Смирение не в том, чтобы не бороться со злом, а в том, чтобы бороться со злом смиренно.
Библия говорит: «Я веровал и потому смирился» (Пс. 115, 1). Ханжество предлагает: «Смирись и потому веруй».
Гордыня есть вознесение выше всех людей — к бездне, смирение есть вознесение к Богу — ниже всех людей.
Крест — распорка, не дающая мирозданию схлопнуться.
Крест маленький, если смотреть от Храма на Голгофу, и большой, если Ты Сам на Кресте.
Крест — линейка, которой меряется разом и горизонталь, и вертикаль жизни.
Наша цель – Бог, наш прицел – совесть, в нашем прицеле перекрестье – крест Христов.
Именно в то мгновение, когда я сознаю себя дырочкой в носке вселенной, я понимаю, что интересен и важен Творцу вселенной.
Смирение есть желание, чтобы Иисус показывал нас не людям, а Небесному Отцу.
Смирение не есть уступание первого места другому — смирение есть понимание того, что первое место там, где Бог.
Гордыня не ограничена снизу, покаяние — сверху.
Чтобы победить уныние, надо унывать публично. Преодолевая стыд. Либо уж не унывать. Унывать в одиночку — как пить в одиночку. На миру и уныние красно. Если публично унывать не получается — то есть, получается некрасиво и скучно, неоригинально — тогда исчезает охота унывать и в одиночку. Этим уныние отличается от молитвы (настоящий, глубокий антипод уныния именно молитва): если публично молится, а наедине — нет, то это не совсем молитва, как эксгибиционизм не совсем секс.

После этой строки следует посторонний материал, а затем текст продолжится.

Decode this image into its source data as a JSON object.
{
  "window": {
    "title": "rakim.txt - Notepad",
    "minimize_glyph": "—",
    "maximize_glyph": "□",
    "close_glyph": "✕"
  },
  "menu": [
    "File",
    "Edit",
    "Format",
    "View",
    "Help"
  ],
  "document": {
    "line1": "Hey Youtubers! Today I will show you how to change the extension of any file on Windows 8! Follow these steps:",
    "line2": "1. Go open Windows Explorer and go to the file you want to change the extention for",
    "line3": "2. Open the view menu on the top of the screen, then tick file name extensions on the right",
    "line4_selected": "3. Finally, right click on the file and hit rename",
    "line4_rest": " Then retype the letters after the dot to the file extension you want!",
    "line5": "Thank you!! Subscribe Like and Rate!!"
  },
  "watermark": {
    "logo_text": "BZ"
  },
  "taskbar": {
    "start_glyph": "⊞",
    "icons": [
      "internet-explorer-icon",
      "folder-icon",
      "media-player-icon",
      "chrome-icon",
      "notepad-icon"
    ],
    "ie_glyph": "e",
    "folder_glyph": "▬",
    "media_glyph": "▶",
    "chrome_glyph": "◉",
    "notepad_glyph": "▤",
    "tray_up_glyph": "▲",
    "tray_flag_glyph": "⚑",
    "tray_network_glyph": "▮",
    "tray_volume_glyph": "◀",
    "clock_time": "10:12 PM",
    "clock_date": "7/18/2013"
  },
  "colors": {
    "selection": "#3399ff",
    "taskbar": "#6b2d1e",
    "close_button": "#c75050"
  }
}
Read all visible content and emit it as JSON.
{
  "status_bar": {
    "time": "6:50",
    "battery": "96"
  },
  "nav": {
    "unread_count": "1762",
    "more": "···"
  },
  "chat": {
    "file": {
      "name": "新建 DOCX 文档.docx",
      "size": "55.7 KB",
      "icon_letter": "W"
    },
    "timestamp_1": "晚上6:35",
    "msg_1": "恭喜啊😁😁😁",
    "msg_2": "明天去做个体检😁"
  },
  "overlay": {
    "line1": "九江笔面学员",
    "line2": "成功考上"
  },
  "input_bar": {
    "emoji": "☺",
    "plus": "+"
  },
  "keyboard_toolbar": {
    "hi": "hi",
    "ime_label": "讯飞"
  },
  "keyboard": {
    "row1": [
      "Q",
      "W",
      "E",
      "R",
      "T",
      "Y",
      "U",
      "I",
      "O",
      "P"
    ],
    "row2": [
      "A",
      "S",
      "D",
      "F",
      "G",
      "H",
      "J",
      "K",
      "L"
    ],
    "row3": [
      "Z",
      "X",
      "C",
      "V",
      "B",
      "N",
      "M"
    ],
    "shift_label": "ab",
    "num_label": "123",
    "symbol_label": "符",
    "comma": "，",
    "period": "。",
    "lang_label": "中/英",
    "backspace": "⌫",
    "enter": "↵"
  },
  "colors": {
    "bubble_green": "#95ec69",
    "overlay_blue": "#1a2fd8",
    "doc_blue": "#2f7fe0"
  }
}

Воскресение без Голгофы было бы подлостью.
Не всякая Голгофа — к воскресению. Не потому, что страдают и разбойники, а потому, что многим разбойникам легче, если они страдают не в одиночку. Голгофа — к воскресению, если страдаешь сильнее от страдания распятого рядом.
Юмор — смех над упавшим. Сатира — смех над толкнувшим. Христианский юмор — смех над собственными падениями.
Античность c мечом и молнией в руках спасителя, христианство с книгой в руках Спасителя. Античность это Медуза Горгона, обороняющаяся змеями, христианство терновый венец.